Mr. Orchid (Le Père tranquille) is a 1946 French drama film directed by René Clément and starring Noël-Noël, Paul Frankeur and Nadine Alari. It was entered into the 1946 Cannes Film Festival. It was shot at the Cité Elgé studios in Paris. The film's sets were designed by the art director Lucien Carré.

==Synopsis==
In a little town in the south-west of France during the German occupation, Édouard Martin handles the insurance needs of his fellow citizens and also, unknown to his family, is the local head of the Resistance. An officer in the First World War, he runs his network on disciplined lines, following orders from headquarters in London, who supply radios and arms by air.

When a stranger named Jourdan is parachuted in and wants to mount dangerous attacks, he deduces that the man is an imposter and has him shot. Called in for questioning and asked if he knows Jourdan, he says the man is a Gaullist bastard. “Oh”, says the German officer, “He' s one of our agents, but seems to have gone missing.”

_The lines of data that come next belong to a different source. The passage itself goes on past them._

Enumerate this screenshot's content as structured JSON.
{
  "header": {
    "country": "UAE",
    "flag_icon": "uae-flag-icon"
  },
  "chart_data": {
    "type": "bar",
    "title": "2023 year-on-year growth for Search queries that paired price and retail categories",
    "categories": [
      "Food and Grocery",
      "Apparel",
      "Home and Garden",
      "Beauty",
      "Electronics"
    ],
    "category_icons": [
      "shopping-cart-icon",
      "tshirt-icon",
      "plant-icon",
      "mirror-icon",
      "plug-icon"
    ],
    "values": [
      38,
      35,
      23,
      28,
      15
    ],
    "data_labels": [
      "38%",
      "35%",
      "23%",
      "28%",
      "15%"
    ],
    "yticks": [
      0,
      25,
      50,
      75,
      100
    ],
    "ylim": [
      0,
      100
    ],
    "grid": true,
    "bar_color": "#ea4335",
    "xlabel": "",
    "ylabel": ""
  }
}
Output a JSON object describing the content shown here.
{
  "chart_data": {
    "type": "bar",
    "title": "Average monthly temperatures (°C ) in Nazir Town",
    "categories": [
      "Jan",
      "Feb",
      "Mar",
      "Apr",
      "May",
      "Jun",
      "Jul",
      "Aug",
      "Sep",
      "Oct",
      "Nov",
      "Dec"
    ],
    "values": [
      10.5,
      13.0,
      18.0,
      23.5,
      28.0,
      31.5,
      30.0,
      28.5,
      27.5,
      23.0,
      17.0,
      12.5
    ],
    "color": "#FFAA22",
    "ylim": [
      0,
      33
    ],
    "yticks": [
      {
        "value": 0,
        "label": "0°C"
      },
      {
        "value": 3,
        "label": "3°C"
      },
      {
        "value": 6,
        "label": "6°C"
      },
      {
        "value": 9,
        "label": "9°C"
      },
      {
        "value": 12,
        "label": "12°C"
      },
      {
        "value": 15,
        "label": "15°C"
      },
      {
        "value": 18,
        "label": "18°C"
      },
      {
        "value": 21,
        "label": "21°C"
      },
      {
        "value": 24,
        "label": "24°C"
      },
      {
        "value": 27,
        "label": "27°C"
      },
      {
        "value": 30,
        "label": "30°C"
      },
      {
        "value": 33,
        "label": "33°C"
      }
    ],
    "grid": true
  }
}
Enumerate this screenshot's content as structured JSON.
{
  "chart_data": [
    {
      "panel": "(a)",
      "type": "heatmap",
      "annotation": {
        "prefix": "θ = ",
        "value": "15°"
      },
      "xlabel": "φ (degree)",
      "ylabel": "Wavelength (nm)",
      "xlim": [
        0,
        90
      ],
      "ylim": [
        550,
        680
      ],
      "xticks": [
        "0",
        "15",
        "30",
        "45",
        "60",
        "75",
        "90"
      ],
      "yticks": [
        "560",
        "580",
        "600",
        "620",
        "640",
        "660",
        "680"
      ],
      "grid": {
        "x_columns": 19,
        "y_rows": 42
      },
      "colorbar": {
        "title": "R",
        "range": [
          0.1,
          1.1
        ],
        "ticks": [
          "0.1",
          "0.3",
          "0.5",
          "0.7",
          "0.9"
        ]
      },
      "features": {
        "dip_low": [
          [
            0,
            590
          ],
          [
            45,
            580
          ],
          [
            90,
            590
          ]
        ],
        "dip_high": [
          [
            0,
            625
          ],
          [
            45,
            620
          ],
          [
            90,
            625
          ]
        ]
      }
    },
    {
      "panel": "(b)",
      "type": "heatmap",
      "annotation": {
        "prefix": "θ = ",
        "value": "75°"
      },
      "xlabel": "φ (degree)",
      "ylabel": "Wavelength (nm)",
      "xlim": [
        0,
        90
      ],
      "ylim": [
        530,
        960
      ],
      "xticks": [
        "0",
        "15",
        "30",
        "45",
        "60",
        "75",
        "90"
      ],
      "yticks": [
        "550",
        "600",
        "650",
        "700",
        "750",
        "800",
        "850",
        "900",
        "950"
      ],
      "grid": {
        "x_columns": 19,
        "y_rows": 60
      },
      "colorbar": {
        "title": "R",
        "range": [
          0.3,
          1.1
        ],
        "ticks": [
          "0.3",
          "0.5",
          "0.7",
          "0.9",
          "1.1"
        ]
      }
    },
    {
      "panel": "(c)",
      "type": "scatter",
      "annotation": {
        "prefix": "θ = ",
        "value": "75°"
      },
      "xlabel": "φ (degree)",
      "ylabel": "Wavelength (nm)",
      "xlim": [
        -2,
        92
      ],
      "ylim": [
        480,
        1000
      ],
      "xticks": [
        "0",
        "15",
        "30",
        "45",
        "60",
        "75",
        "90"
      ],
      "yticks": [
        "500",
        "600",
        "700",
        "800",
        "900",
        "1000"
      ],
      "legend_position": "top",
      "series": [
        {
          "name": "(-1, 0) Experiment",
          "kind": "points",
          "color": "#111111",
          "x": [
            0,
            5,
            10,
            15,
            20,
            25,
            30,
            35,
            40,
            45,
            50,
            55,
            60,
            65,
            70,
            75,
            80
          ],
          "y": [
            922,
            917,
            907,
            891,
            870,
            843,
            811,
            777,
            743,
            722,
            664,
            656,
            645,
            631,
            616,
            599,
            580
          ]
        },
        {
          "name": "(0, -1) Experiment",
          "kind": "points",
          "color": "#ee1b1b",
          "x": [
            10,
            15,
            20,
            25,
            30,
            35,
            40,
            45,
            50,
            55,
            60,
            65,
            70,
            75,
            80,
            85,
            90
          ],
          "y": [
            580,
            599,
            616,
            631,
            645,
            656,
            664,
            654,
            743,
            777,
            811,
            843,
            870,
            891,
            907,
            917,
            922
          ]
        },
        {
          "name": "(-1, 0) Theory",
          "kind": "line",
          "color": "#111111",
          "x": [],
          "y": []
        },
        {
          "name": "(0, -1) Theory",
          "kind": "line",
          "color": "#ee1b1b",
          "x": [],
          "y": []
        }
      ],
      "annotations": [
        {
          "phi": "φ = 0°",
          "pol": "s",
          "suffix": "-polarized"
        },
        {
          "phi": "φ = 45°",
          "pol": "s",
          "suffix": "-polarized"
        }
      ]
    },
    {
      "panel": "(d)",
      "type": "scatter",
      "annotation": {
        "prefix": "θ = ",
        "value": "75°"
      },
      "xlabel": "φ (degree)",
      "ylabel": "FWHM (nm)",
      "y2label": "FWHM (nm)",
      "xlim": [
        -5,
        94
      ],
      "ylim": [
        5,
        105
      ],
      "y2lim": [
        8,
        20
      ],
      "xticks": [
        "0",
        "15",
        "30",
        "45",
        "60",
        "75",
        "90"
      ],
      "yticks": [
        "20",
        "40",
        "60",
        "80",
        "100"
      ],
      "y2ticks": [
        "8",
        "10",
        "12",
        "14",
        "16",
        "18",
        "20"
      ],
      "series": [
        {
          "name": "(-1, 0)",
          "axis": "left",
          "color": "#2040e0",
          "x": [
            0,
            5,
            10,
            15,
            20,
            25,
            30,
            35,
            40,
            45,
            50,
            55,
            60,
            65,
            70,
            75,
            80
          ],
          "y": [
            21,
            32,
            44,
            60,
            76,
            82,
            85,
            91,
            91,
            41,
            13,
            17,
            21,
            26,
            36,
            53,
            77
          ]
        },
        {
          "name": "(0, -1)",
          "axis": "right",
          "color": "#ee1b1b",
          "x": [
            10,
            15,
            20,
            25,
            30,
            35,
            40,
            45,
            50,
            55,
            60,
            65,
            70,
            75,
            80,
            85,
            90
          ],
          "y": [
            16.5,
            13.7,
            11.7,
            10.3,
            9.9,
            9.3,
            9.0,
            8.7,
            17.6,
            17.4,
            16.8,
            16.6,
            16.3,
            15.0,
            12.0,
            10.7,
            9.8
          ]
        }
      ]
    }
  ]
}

When it becomes apparent that the Germans are using a factory near his house to build mini-submarines, he asks for the Royal Air Force to destroy it. Since a raid might damage his own house and those of his neighbours, he asks them all to a dinner party in a restaurant. The pretext is the engagement of one of Édouard's deputies, Pelletier, who is in love with his daughter Monique. Lancaster bombers flatten the factory and the Germans, deducing that Édouard must have known in advance, arrest him. Damaged but alive, he is rescued by his network and, when the Germans retreat in 1944, reunited with his proud family.

==Cast==
- Noël-Noël as Édouard Martin
- Paul Frankeur as Simon
- Nadine Alari as Monique Martin
- José Artur as Pierre Martin
- Claire Olivier as Madame Martin
- Jeanne Herviale as Marie
- Marcel Delaître as Charrat
- Jean Lara as Pelletier
- Maurice Chevit as Un maquisard
- Alice Leitner as Madame Renaud
- Georges Questau as le proviseur
- Simone Lestan as la résistante à vélo
- Maurice Salabert as Le boucher
- Jaqueline Lefer as la femme de ménage, résistante
- Pierre Noël as le garçon de café
- Howard Vernon as Le lieutenant Fleischer, l'officier allemand

==Bibliography==
- Crisp, Colin. French Cinema—A Critical Filmography: Volume 2, 1940–1958. Indiana University Press, 2015.
- Williams, Alan. Republic of Images: A History of French Filmmaking. Harvard University Press, 1992.